I rolled behind the crates, my back scraping against the rough edges. I fired and hit the mark.
The bastard crumpled. But I barely had time to blink before a new wave of bullets slammed into the crates.
Then a bullet hit—sharp, brutal, right to the chest. I stumbled back, the impact knocking the air out of me. The vest caught it, but damn if it didn’t hurt like a bitch. The pain radiated through my chest, a sharp reminder that, vest or not, taking a bullet always sucks.
I shook off the daze, my chest still throbbing, and forced myself to move. I still had plenty of targets left to deal with, and whining wasn’t going to get it done.
Across the room, Enzo and Nina ducked behind cover, weapons in hand, taking down Ivanov’s men one by one with deadly precision. I could see it in their eyes—the same relentless drive that had carried us this far. This wasn’t just another job. This was the endgame. All or nothing.
Ivanov? Didn’t even flinch as he dragged Isabelle and Jake toward a side door.
Panic twisted in my chest, sharp and fast—but it wasn’t blind.
I knew exactly what kind of monster we were dealing with.
While Reid had worked to track down Isabelle and Jake, I’d kept myself busy.
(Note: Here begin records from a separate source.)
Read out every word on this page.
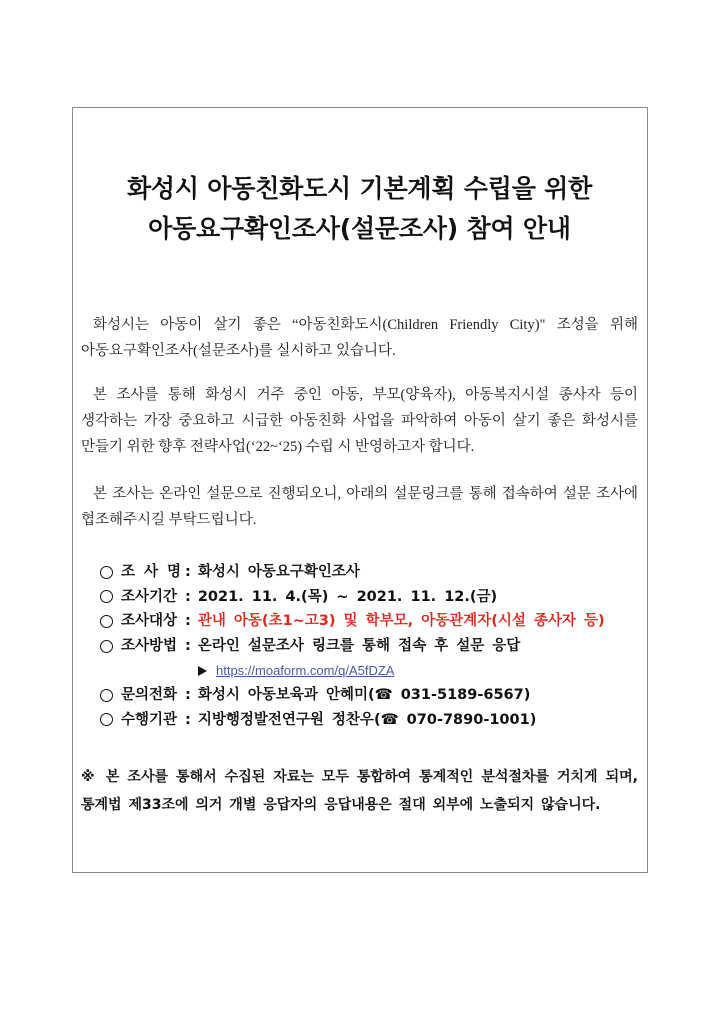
화성시 아동친화도시 기본계획 수립을 위한
아동요구확인조사(설문조사) 참여 안내
화성시는 아동이 살기 좋은 “아동친화도시(Children Friendly City)" 조성을 위해
아동요구확인조사(설문조사)를 실시하고 있습니다.
본 조사를 통해 화성시 거주 중인 아동, 부모(양육자), 아동복지시설 종사자 등이
생각하는 가장 중요하고 시급한 아동친화 사업을 파악하여 아동이 살기 좋은 화성시를
만들기 위한 향후 전략사업(‘22~‘25) 수립 시 반영하고자 합니다.
본 조사는 온라인 설문으로 진행되오니, 아래의 설문링크를 통해 접속하여 설문 조사에
협조해주시길 부탁드립니다.
조 사 명 : 화성시 아동요구확인조사
조사기간 : 2021. 11. 4.(목) ~ 2021. 11. 12.(금)
조사대상 : 관내 아동(초1~고3) 및 학부모, 아동관계자(시설 종사자 등)
조사방법 : 온라인 설문조사 링크를 통해 접속 후 설문 응답
https://moaform.com/q/A5fDZA
문의전화 : 화성시 아동보육과 안혜미(☎ 031-5189-6567)
수행기관 : 지방행정발전연구원 정찬우(☎ 070-7890-1001)
※ 본 조사를 통해서 수집된 자료는 모두 통합하여 통계적인 분석절차를 거치게 되며,
통계법 제33조에 의거 개별 응답자의 응답내용은 절대 외부에 노출되지 않습니다.
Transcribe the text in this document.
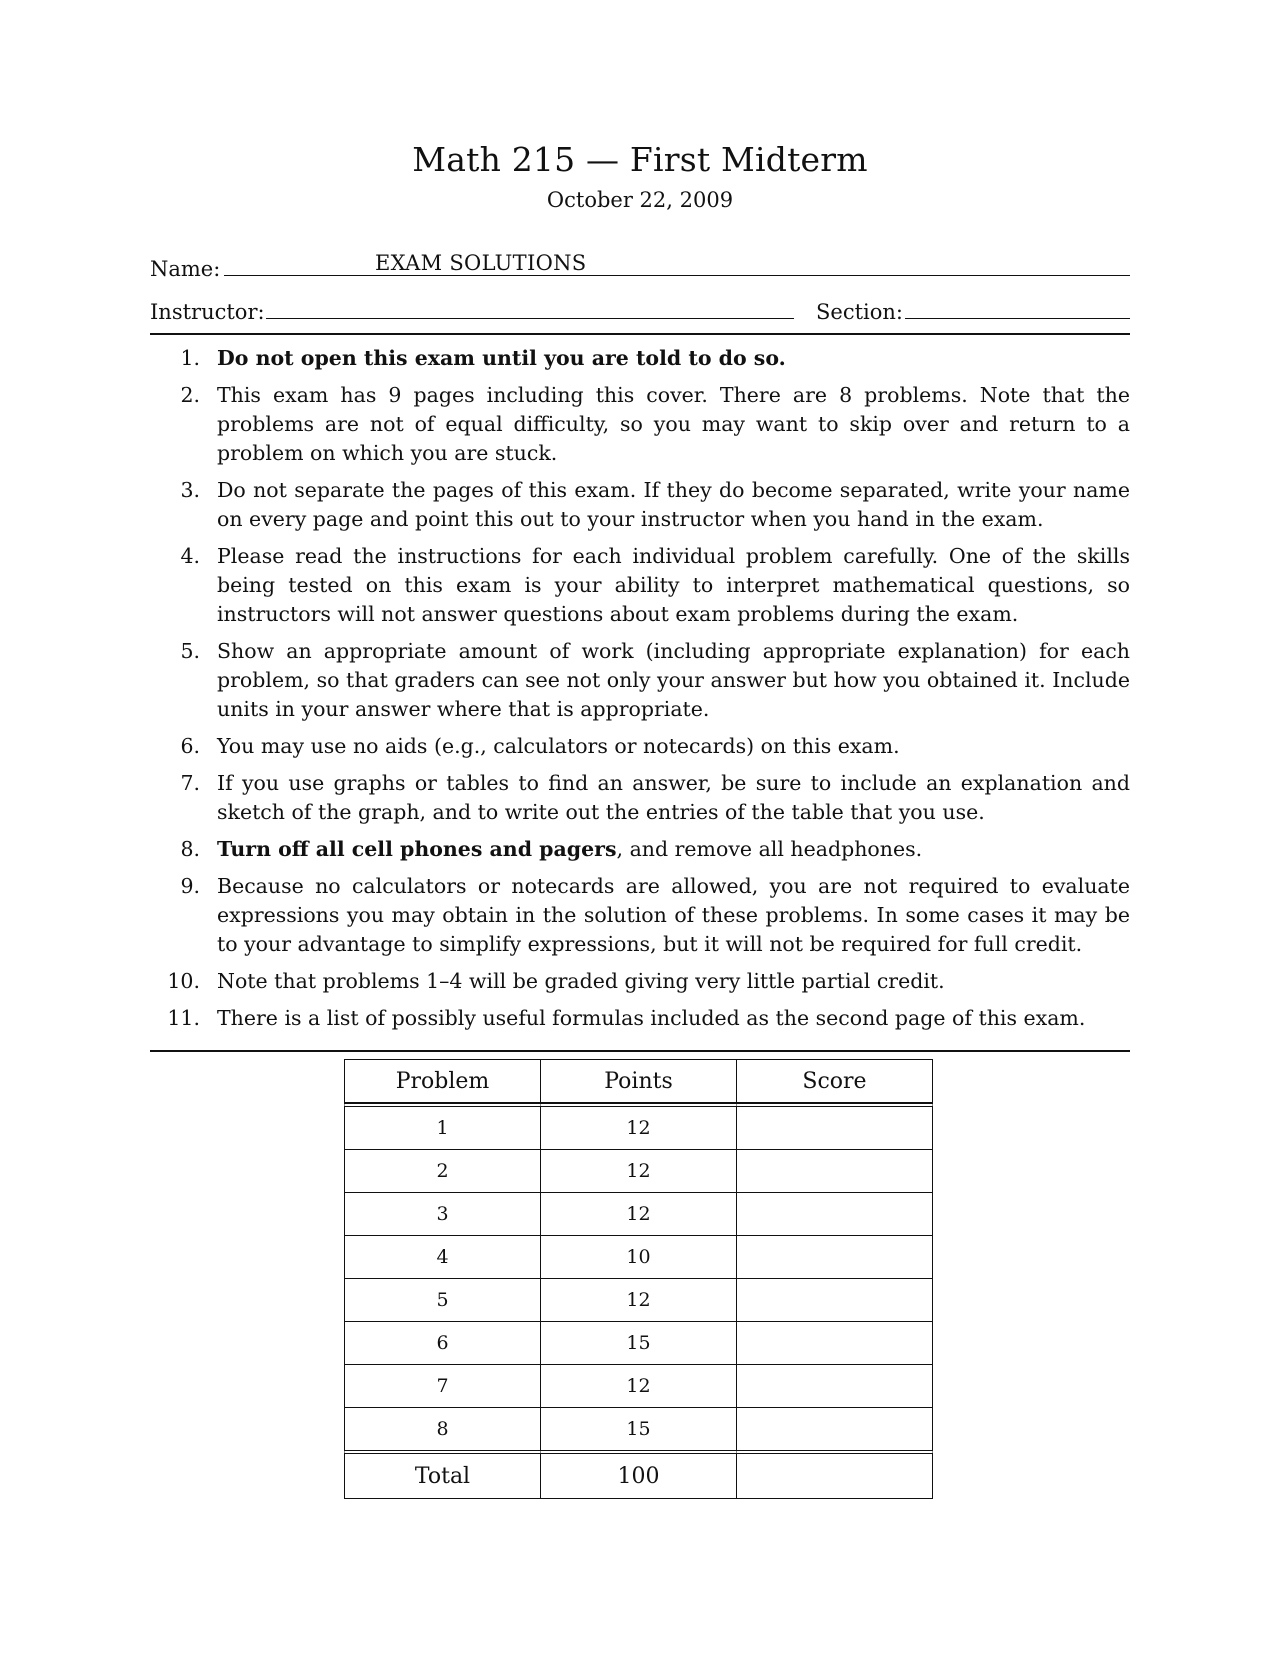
Math 215 — First Midterm
October 22, 2009
Name:	EXAM SOLUTIONS
Instructor:	Section:
1. Do not open this exam until you are told to do so.
2. This exam has 9 pages including this cover. There are 8 problems. Note that the problems are not of equal difficulty, so you may want to skip over and return to a problem on which you are stuck.
3. Do not separate the pages of this exam. If they do become separated, write your name on every page and point this out to your instructor when you hand in the exam.
4. Please read the instructions for each individual problem carefully. One of the skills being tested on this exam is your ability to interpret mathematical questions, so instructors will not answer questions about exam problems during the exam.
5. Show an appropriate amount of work (including appropriate explanation) for each problem, so that graders can see not only your answer but how you obtained it. Include units in your answer where that is appropriate.
6. You may use no aids (e.g., calculators or notecards) on this exam.
7. If you use graphs or tables to find an answer, be sure to include an explanation and sketch of the graph, and to write out the entries of the table that you use.
8. Turn off all cell phones and pagers, and remove all headphones.
9. Because no calculators or notecards are allowed, you are not required to evaluate expressions you may obtain in the solution of these problems. In some cases it may be to your advantage to simplify expressions, but it will not be required for full credit.
10. Note that problems 1–4 will be graded giving very little partial credit.
11. There is a list of possibly useful formulas included as the second page of this exam.
Problem	Points	Score
1	12	
2	12	
3	12	
4	10	
5	12	
6	15	
7	12	
8	15	
Total	100	
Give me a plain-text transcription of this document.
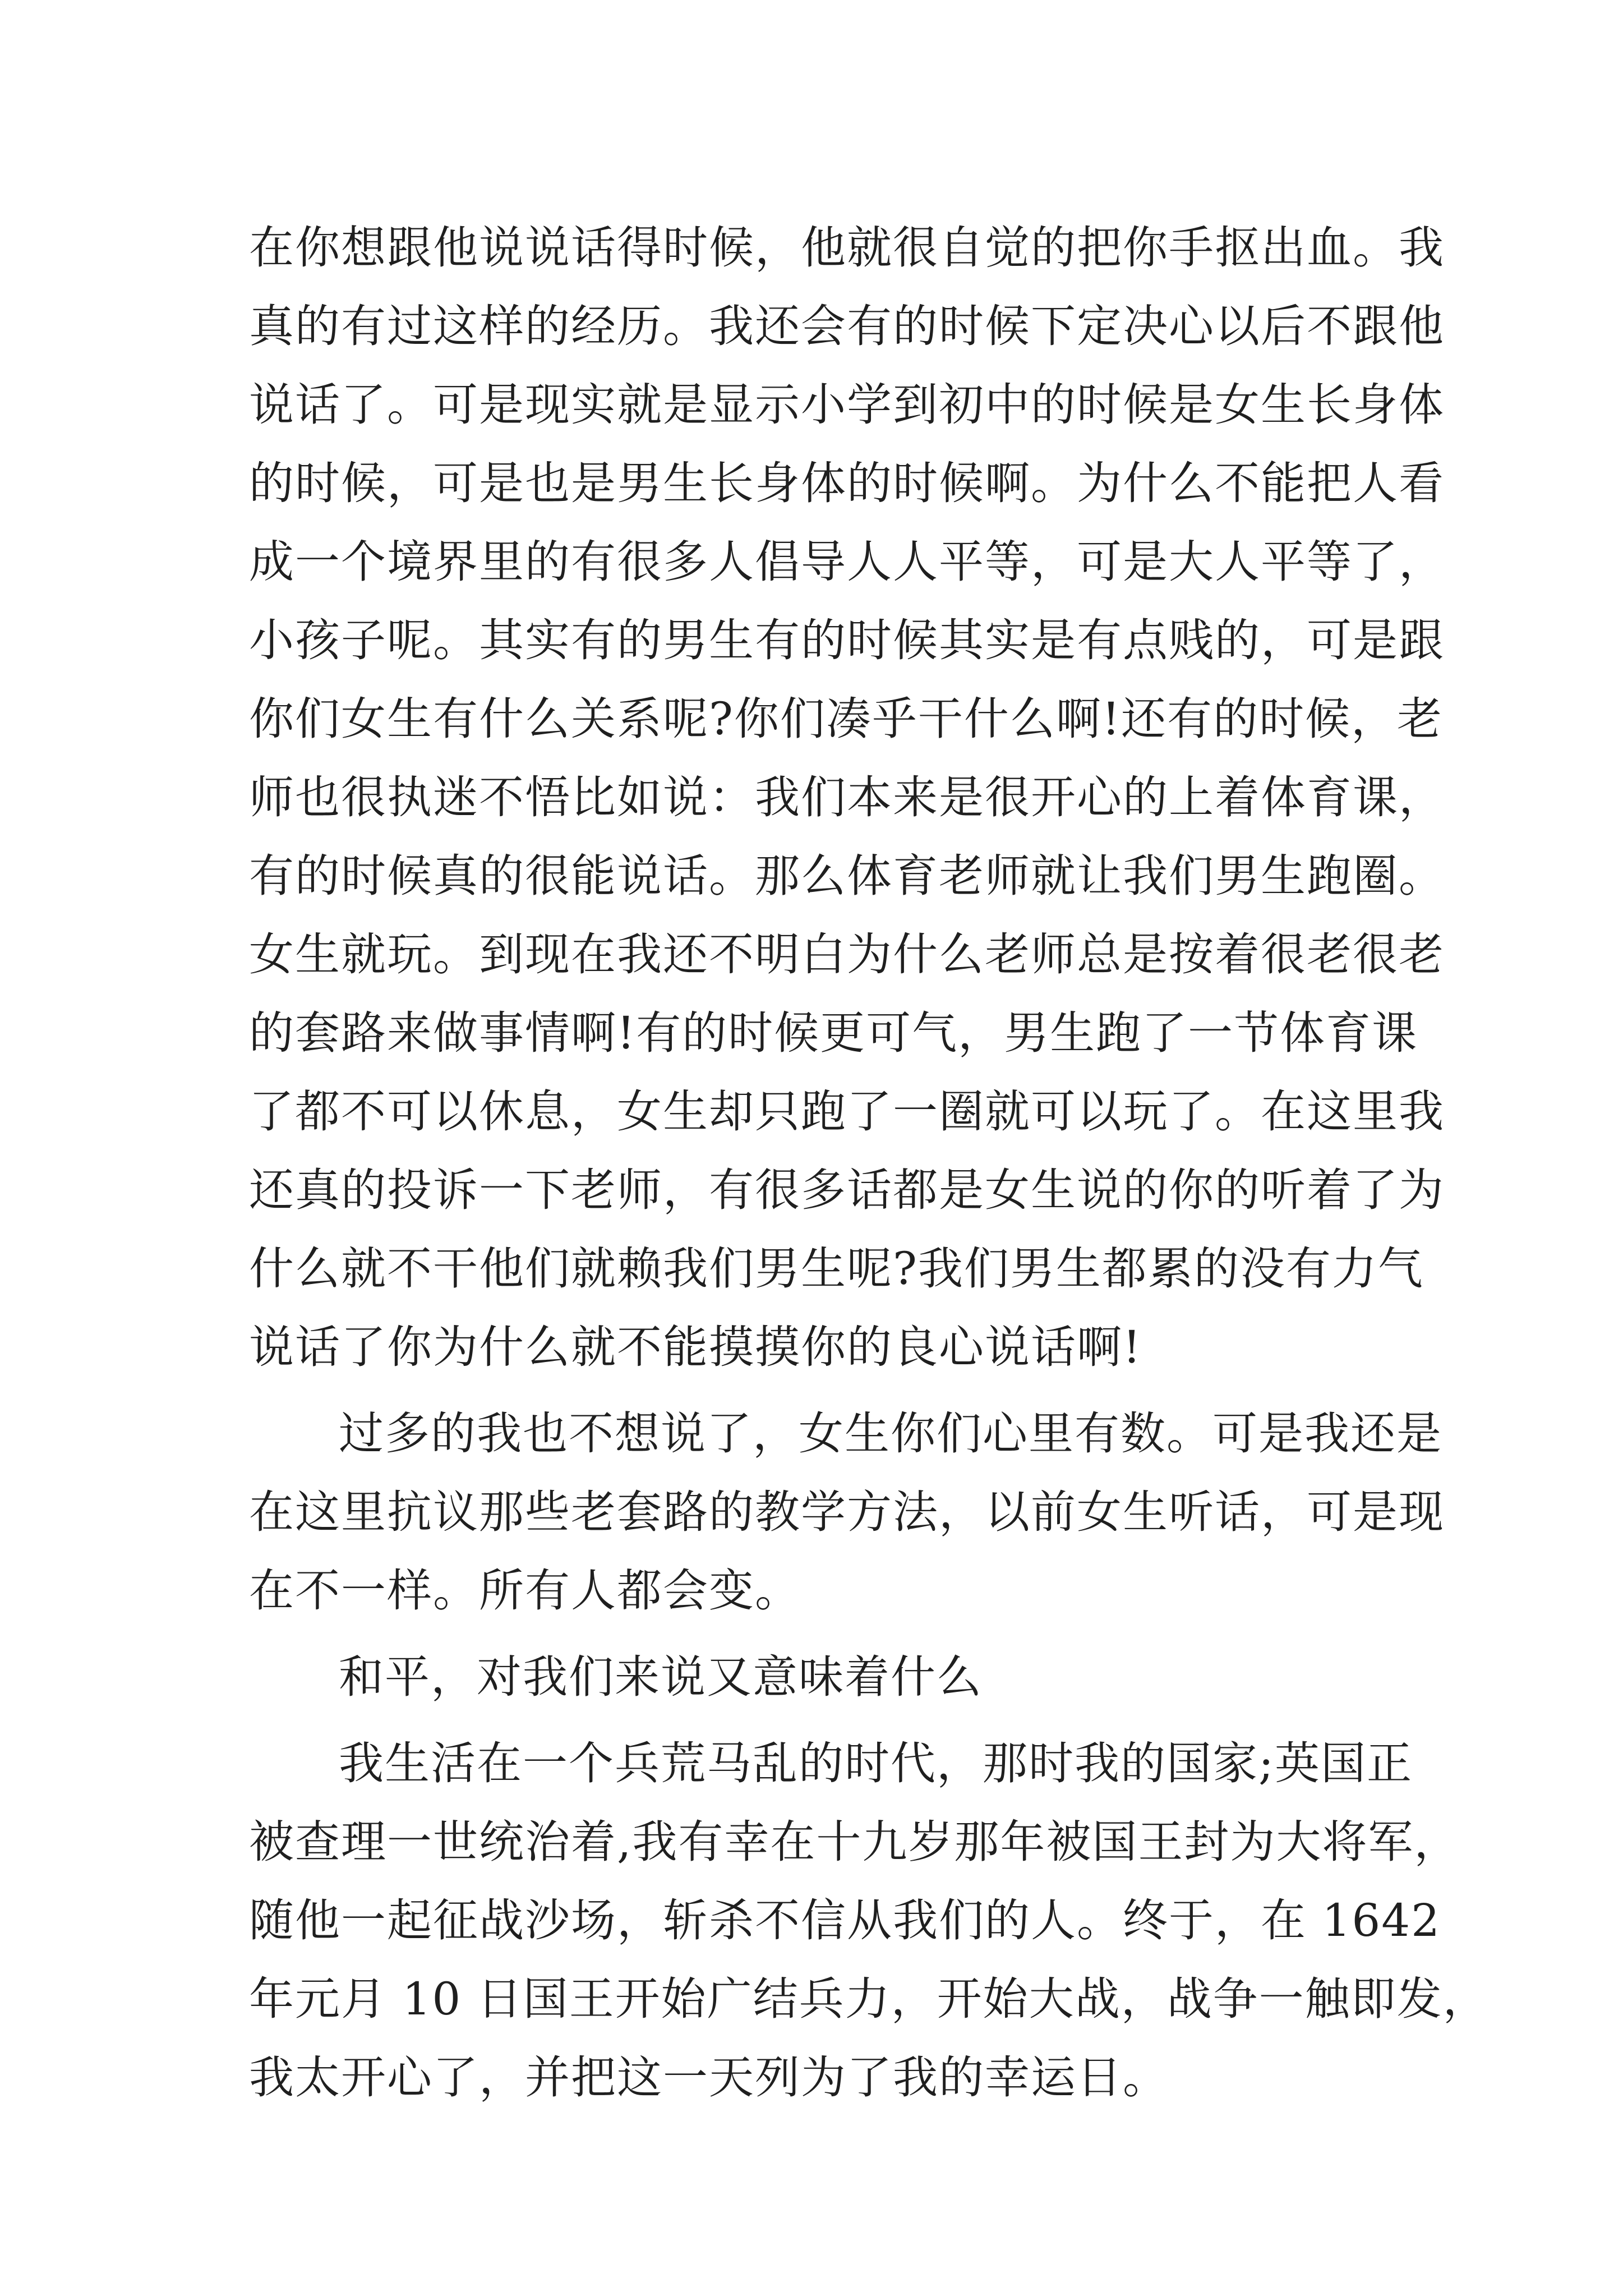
在你想跟他说说话得时候，他就很自觉的把你手抠出血。我
真的有过这样的经历。我还会有的时候下定决心以后不跟他
说话了。可是现实就是显示小学到初中的时候是女生长身体
的时候，可是也是男生长身体的时候啊。为什么不能把人看
成一个境界里的有很多人倡导人人平等，可是大人平等了，
小孩子呢。其实有的男生有的时候其实是有点贱的，可是跟
你们女生有什么关系呢?你们凑乎干什么啊!还有的时候，老
师也很执迷不悟比如说：我们本来是很开心的上着体育课，
有的时候真的很能说话。那么体育老师就让我们男生跑圈。
女生就玩。到现在我还不明白为什么老师总是按着很老很老
的套路来做事情啊!有的时候更可气，男生跑了一节体育课
了都不可以休息，女生却只跑了一圈就可以玩了。在这里我
还真的投诉一下老师，有很多话都是女生说的你的听着了为
什么就不干他们就赖我们男生呢?我们男生都累的没有力气
说话了你为什么就不能摸摸你的良心说话啊!
过多的我也不想说了，女生你们心里有数。可是我还是
在这里抗议那些老套路的教学方法，以前女生听话，可是现
在不一样。所有人都会变。
和平，对我们来说又意味着什么
我生活在一个兵荒马乱的时代，那时我的国家;英国正
被查理一世统治着,我有幸在十九岁那年被国王封为大将军，
随他一起征战沙场，斩杀不信从我们的人。终于，在 1642
年元月 10 日国王开始广结兵力，开始大战，战争一触即发，
我太开心了，并把这一天列为了我的幸运日。
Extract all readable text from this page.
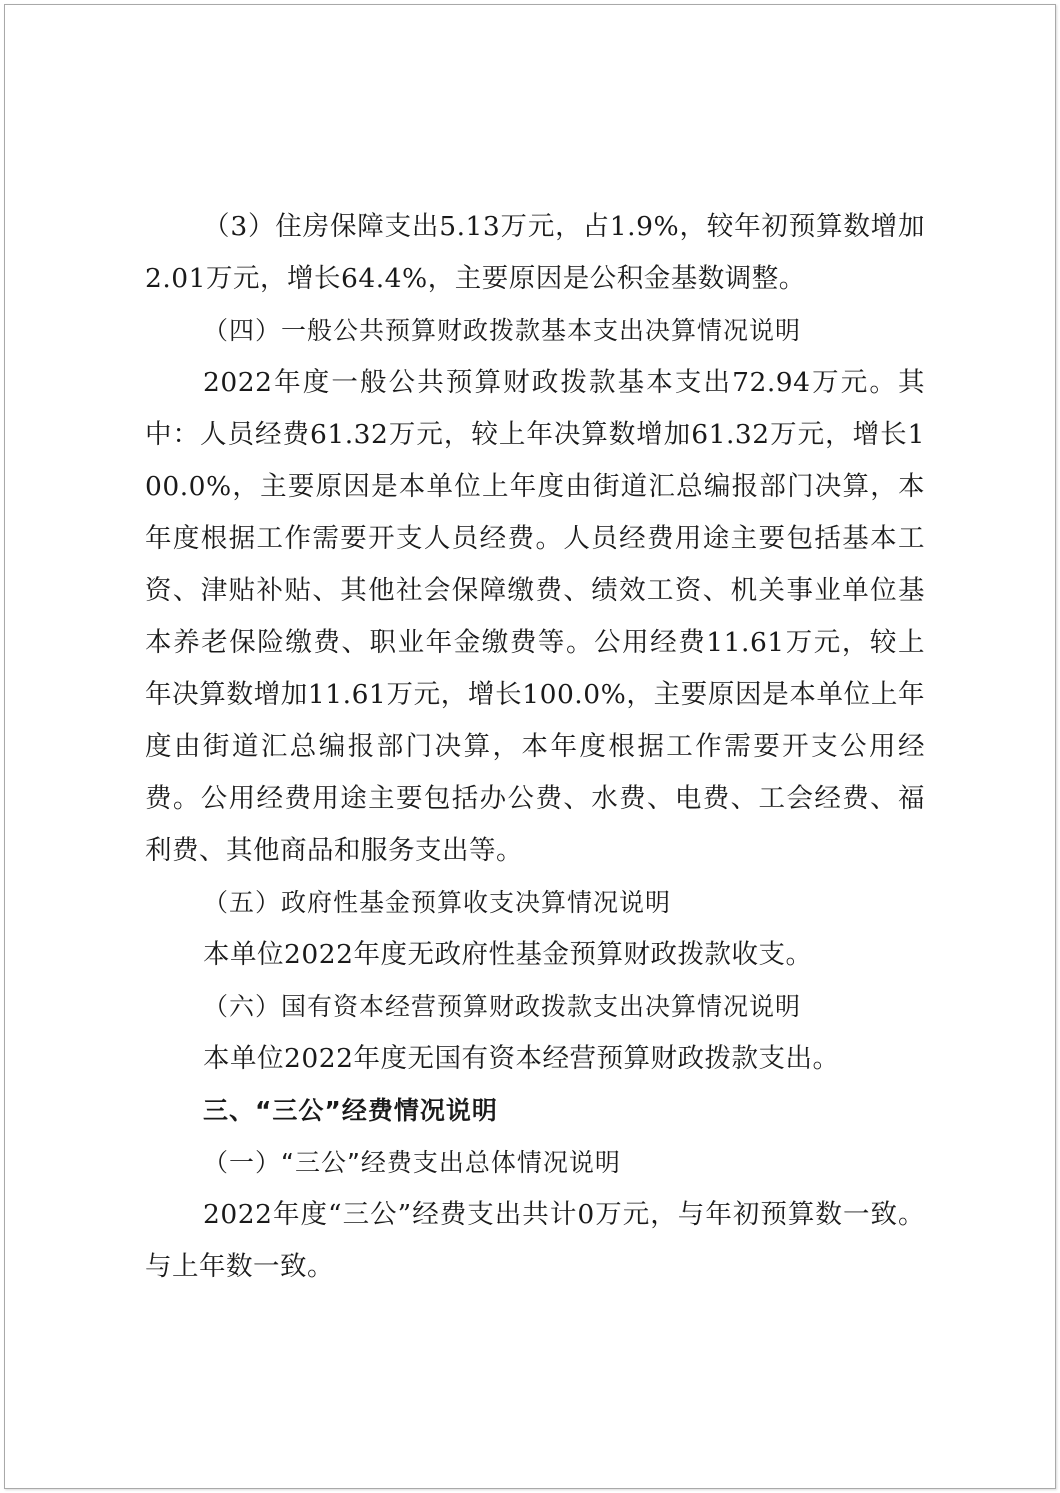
（3）住房保障支出5.13万元，占1.9%，较年初预算数增加2.01万元，增长64.4%，主要原因是公积金基数调整。

（四）一般公共预算财政拨款基本支出决算情况说明

2022年度一般公共预算财政拨款基本支出72.94万元。其中：人员经费61.32万元，较上年决算数增加61.32万元，增长100.0%，主要原因是本单位上年度由街道汇总编报部门决算，本年度根据工作需要开支人员经费。人员经费用途主要包括基本工资、津贴补贴、其他社会保障缴费、绩效工资、机关事业单位基本养老保险缴费、职业年金缴费等。公用经费11.61万元，较上年决算数增加11.61万元，增长100.0%，主要原因是本单位上年度由街道汇总编报部门决算，本年度根据工作需要开支公用经费。公用经费用途主要包括办公费、水费、电费、工会经费、福利费、其他商品和服务支出等。

（五）政府性基金预算收支决算情况说明

本单位2022年度无政府性基金预算财政拨款收支。

（六）国有资本经营预算财政拨款支出决算情况说明

本单位2022年度无国有资本经营预算财政拨款支出。

三、“三公”经费情况说明

（一）“三公”经费支出总体情况说明

2022年度“三公”经费支出共计0万元，与年初预算数一致。与上年数一致。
I dug into Ivanov’s past again, but this time with fresh eyes.
I’d always known the basics—his rise through the ranks, the blood on his hands, the twisted shit he’d done to secure his place at the top.
But knowing how deep his vendetta ran against my father, every piece of information took on a different weight.
He was dangerous, not because he had an army or money—hell, most of the bastards we went up against had those things.
No, Ivanov was a different breed of psychopath.
He was dangerous because he had nothing to lose.
His family? Dead. His empire? In shambles.
All he had left was vengeance. And when a man’s got nothing to lose, that’s when you have to worry.
Because nothing’s more dangerous than someone with no future and no fear.
And he wanted to erase my father’s legacy, piece by bloody piece.
I surged forward, fighting through the bodies and the hail of gunfire, but it was like moving through mud—slow, heavy, impossible. The seconds dragged, stretching out as I clawed my way toward them.
But before I could stop it, they were gone.